La transposition de la figure paternelle sur le dirigeant est également présente dans le roman. Celui qui était supposé incarner le père symbolique (Napoléon III) est gâté et impuissant (mais il essaye de garder la face en maquillant, littéralement, ses faiblesses que son corps laisse voir). Il a cédé son épée aux Prussiens : on le voit dans le Dictionnaire érotique de Delvau, l’épée (et l’arme en général, comme on a pu aussi le constater dans la critique de Full Metal Jacket) est associée au phallus dans l’imaginaire social; Napoléon a donc livré sa virilité en signe de défaite. Plus de père donc (Jean n’a d’ailleurs plus de lien avec le sien qui est tout aussi défaillant que l’Empereur), il a été coupé avec le reste de la gangrène. C’est la jeunesse qui donne un nouveau départ et se prend comme point d’origine.

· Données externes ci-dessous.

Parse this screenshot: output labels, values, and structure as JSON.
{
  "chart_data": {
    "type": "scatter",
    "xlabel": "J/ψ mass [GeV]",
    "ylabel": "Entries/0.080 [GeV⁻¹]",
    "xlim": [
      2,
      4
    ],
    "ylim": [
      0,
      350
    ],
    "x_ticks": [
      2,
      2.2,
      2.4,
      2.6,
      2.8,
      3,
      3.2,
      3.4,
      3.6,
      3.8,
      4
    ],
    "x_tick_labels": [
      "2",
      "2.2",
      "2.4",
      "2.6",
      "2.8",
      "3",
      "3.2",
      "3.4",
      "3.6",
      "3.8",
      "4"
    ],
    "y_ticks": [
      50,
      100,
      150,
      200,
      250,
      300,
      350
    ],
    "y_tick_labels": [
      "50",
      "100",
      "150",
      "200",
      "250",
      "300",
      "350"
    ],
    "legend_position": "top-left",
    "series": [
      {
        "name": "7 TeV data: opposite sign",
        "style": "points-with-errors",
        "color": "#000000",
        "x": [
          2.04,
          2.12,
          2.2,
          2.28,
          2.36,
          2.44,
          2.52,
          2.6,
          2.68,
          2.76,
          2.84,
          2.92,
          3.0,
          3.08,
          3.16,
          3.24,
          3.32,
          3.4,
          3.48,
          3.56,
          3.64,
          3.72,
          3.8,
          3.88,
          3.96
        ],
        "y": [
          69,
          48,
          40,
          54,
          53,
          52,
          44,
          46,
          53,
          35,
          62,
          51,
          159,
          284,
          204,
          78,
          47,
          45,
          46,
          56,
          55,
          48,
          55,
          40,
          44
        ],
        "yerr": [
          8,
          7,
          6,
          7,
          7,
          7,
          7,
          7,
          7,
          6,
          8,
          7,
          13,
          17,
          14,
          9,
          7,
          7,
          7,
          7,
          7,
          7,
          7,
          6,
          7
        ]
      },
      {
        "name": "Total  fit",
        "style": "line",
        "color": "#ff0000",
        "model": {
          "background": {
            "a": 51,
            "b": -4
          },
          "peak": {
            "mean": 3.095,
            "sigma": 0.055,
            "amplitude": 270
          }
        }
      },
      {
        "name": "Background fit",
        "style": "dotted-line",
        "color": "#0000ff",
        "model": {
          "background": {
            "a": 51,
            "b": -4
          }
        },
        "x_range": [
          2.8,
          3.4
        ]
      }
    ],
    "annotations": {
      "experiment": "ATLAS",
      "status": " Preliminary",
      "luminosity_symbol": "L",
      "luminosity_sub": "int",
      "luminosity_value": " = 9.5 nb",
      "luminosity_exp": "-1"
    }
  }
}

Donc si le Octave de Musset regrette le modèle guerrier et l’idéalise, cinquante ans plus tard, cette virilité ne fait plus tant rêver un auteur comme Zola. Il reconnaît le courage des hommes partis se battre en 1870 mais n’y voit plus vraiment un modèle de virilité à suivre. L’homme, le vrai, est celui qui fait la vie (le père, l'écrivain, le savant, le cultivateur, etc.), pas celui qui tue ou qui a été biberonné au « savoir-mourir ».

 

Je voulais également soumettre une autre hypothèse.

On l’a dit, Octave, dans La Confession, est choqué d’être trompé par sa maîtresse, tromperie qu’il aurait parfaitement acceptée s’il avait été son mari. Anne Vincent-Buffault, dans L’Exercice de l’amitié, montre que le modèle conjugal se modifie depuis le XVIIIe siècle. Il y a une montée du « mariage d’inclination » [206]. Les mariages d’intérêt sont toujours importants bien sûr, surtout dans les classes supérieures, mais les mœurs évoluent. Voir l’adultère dans le mariage comme une norme et n’envisager l’amour qu’en dehors de l’union matrimoniale laisse entendre qu’il y aurait là un impensable. Or, il n’est pas si impossible de voir de l’amour dans un mariage au XIXe (la mésalliance n’est pas étrangère aux classes supérieures! Et son principal motif est l’amour). Je pense que cet élément souligne encore une fois l’inadéquation d’Octave avec son temps.

Portrait de Jordan Diaz-Brosseau

C'est vachement intéressant cette question du mariage d'inclinaison, je vais certainement fouiller de ce côté là.